Id. at 26-27, 377 A.2d at 1273. Hence, the waiver doctrine does not apply to the issue of ACS’ standing under Pa.R.A.P. 501, and the Board and the Borough are permitted to raise it in an appeal to this Court, regardless of whether the standing issue was also raised before the trial court.
Accordingly, since ACS is not a party aggrieved by the Board’s decision and thus lacks standing to appeal, the instant appeal is dismissed. Due to our disposition, the other issues raised by ACS need not be addressed.
ORDER
AND NOW, this 24th day of May, 1995, the appeal filed by ACS Enterprises, Inc. in the above-captioned matter is hereby dismissed.
. Section 320-30 of the Ordinance provides:
No building shall exceed thirty-five (35) feet in height or three (3) stories, provided that such height limit may be exceeded by one (1) foot for each foot by which the width of each side yard is increased beyond the minimum side yard requirements, up to a maximum height of forty-five (45) feet, but not to exceed three (3) stories.

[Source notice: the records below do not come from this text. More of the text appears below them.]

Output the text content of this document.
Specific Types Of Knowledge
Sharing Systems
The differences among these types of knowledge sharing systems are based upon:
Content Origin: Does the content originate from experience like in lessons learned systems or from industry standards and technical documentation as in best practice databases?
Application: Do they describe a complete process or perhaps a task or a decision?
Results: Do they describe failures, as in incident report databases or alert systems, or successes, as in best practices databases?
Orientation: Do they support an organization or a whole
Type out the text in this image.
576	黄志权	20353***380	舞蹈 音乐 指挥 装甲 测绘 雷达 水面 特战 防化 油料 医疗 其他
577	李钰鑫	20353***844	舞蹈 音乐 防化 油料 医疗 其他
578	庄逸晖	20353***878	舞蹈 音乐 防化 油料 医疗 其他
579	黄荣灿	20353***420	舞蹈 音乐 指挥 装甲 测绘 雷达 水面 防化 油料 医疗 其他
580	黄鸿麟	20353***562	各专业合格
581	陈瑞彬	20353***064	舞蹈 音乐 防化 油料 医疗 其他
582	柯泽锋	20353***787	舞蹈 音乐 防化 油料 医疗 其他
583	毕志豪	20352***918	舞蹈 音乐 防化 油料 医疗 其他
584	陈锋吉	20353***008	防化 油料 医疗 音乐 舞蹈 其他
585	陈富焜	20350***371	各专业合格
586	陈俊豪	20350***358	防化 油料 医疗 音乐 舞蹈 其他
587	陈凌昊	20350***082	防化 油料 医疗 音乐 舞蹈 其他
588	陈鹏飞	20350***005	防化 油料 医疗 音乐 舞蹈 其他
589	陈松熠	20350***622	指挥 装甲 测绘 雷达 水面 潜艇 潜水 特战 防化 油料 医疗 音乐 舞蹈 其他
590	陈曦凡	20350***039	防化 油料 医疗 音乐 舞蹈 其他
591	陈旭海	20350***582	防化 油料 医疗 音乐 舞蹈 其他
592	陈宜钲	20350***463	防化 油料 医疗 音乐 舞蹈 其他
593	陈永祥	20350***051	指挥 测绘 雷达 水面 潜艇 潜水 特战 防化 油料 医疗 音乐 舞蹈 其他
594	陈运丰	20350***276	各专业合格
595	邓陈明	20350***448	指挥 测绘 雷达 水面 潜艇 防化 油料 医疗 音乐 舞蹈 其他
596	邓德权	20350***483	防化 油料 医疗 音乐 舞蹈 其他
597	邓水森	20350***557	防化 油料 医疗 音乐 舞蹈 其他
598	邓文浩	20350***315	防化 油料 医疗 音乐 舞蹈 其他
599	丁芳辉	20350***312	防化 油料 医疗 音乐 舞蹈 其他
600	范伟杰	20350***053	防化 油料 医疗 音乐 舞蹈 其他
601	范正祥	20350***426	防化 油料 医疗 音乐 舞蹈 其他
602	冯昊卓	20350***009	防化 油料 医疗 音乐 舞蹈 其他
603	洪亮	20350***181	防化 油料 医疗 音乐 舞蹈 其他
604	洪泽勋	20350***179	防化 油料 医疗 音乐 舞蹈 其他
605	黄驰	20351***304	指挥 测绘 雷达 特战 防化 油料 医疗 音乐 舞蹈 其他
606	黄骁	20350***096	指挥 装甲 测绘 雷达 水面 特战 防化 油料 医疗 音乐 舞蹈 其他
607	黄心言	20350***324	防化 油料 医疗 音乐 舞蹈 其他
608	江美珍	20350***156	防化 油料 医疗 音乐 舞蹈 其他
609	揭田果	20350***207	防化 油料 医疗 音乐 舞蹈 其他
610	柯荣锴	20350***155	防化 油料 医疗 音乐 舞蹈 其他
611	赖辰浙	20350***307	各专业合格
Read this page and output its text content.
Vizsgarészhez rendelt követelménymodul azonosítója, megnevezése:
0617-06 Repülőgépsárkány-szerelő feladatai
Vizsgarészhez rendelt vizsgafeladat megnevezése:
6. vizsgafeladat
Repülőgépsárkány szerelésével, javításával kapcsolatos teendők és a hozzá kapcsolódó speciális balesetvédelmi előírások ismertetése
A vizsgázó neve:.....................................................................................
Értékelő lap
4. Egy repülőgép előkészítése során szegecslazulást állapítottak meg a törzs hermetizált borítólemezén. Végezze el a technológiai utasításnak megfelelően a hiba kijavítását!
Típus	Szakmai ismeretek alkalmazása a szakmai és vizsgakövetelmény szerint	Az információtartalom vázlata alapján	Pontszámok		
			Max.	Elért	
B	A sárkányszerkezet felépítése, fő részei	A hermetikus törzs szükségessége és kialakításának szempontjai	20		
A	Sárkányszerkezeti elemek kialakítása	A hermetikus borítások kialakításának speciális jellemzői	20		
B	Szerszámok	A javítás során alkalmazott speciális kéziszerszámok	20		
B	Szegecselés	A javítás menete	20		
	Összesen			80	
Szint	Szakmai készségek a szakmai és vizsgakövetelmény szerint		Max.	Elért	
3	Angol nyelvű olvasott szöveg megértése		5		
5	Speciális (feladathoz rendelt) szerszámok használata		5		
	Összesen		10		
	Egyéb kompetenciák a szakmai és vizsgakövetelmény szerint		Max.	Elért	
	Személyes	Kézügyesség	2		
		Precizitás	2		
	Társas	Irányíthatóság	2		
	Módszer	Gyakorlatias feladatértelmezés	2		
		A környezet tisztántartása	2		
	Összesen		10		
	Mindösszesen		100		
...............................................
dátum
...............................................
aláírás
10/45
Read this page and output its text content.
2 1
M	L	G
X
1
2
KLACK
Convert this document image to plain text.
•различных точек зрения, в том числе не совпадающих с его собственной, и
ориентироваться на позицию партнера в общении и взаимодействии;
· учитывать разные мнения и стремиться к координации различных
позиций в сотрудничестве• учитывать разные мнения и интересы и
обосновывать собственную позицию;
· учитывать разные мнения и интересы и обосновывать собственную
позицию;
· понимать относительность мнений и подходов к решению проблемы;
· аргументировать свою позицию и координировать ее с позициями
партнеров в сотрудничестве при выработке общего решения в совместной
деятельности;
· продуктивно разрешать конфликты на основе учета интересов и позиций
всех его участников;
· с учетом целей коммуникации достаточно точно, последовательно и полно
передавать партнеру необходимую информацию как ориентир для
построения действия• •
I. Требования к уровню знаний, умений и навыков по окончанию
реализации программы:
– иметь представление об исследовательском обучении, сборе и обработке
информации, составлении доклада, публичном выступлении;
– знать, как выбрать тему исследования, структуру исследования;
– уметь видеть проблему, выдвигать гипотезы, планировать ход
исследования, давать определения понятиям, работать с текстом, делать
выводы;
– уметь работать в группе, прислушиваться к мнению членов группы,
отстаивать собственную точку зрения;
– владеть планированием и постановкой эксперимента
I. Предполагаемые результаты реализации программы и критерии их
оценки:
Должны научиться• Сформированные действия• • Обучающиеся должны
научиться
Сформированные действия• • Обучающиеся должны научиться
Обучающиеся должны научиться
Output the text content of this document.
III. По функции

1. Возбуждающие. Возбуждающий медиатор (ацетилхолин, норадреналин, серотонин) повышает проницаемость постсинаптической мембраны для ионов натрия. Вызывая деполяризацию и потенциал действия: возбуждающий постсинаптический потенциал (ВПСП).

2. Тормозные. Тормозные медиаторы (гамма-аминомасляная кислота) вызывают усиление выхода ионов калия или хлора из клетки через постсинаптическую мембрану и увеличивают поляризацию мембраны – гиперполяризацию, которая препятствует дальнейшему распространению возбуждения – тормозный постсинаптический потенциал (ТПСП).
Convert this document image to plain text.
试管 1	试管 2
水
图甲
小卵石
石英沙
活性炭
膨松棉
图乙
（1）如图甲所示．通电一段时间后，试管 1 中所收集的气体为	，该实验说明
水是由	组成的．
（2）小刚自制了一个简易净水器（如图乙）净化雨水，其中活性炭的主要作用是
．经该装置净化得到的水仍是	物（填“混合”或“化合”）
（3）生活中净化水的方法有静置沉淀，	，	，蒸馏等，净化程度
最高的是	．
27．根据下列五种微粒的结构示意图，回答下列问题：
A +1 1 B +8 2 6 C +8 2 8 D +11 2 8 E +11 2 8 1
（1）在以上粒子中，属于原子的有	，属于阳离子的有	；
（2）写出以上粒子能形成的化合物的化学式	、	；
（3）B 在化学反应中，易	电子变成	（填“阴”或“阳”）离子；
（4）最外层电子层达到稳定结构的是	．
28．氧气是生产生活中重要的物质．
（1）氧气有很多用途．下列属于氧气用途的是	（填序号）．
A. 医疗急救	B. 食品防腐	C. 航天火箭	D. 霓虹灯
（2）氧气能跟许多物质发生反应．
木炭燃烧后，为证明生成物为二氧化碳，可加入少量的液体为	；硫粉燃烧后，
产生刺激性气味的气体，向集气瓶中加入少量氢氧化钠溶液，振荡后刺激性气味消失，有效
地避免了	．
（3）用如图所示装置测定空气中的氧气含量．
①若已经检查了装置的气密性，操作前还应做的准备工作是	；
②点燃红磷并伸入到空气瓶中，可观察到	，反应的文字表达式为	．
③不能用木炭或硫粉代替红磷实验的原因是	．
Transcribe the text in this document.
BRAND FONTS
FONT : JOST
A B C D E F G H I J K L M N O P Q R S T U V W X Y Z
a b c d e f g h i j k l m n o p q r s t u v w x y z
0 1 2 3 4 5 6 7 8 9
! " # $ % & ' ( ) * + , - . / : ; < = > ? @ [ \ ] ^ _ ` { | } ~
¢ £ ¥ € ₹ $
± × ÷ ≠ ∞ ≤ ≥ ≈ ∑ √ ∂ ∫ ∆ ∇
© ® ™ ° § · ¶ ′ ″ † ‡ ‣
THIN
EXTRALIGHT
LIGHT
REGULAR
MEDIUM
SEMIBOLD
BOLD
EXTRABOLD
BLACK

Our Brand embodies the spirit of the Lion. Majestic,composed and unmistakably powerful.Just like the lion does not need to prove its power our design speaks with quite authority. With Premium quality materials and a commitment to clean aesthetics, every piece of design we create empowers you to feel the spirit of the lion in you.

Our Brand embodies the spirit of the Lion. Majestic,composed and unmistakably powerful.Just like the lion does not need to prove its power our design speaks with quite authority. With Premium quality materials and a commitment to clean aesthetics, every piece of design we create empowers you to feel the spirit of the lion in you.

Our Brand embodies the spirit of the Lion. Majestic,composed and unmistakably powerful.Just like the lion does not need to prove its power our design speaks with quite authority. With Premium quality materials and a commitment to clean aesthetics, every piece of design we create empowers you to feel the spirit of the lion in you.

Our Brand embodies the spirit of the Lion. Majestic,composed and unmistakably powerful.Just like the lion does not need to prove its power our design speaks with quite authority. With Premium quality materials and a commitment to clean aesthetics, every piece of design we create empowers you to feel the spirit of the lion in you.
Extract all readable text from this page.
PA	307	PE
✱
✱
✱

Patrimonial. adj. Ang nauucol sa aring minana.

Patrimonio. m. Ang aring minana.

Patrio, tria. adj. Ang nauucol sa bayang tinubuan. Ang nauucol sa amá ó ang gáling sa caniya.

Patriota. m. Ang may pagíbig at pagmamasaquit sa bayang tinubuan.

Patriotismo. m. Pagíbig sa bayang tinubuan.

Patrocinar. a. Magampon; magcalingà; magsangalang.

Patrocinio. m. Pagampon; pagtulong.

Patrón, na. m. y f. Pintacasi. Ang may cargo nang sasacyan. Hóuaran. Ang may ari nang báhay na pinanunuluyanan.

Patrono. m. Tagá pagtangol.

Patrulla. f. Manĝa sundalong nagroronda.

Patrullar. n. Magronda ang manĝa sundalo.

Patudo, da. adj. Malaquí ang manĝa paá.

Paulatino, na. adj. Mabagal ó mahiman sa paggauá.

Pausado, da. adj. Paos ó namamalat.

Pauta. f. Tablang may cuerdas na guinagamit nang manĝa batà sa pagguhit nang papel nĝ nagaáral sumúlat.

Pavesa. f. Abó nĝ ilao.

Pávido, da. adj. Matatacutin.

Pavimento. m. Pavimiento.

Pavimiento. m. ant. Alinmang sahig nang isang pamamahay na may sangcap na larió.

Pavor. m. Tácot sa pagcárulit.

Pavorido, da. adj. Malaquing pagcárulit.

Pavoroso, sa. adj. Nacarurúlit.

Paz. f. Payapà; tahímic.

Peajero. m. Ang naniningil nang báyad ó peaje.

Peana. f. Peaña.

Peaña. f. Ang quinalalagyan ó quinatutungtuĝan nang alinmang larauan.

"Height of building" is defined as “[a] buildings vertical measurements from the main level of the ground surrounding the building to a point midway between the highest and lowest points of the roof.” (Section 320-7 of the Ordinance.)
. Under Section 622 of the BOCA National Building Code adopted by the Borough, a building permit is not required for rooftop installation of antennal structures not in excess of twelve feet in height for private radio or television reception. The term "structure” is defined as "[a]ny form or arrangement of building material involving the necessity of providing proper support, bracing, tying, anchoring or other protection against the forces of the elements." (Section 320-7 of the Ordinance.)
. The trial court further concluded that because ACS obtained the requested relief, the issues raised by ACS were rendered moot and that the antenna mounted on the roof becomes a part of the building and is therefore subject to the building height regulations.
. Moreover, the Board’s grant of a variance was based upon its finding of unnecessary hardship unique to the subject property. ACS’ witness testified that the required height of the antenna depends upon the location of the property receiving the signal and the existence of trees, buildings or other structures in the vicinity which will intercept the signal. Thus, the entitlement to a variance can only be properly decided on a case-by-case basis.
. Act of July 31, 1968, P.L. 805, as amended, 53 P.S. §§ 10101-11202.
. Under Section 908(3) of the MPC, 53 P.S. § 10908(3), the parties to the hearing before the Board are limited to "the municipality, any person affected by the application who has made timely appearance of record before the board, and any other person including civic or community organizations permitted to appear by the board.”
Further, a zoning appeal may be filed with the Board "in writing by the landowner affected, any officer or agency of the municipality or any person aggrieved.” (Section 913.3 of the MPC, added by Section 93 of the Act of December 21, 1988, P.L. 1329, 53 P.S. § 10913.3.) "Requests for a variance ... and for special exception ... may be filed with the board by any landowner or any tenant with the permission of such landowner.” Id.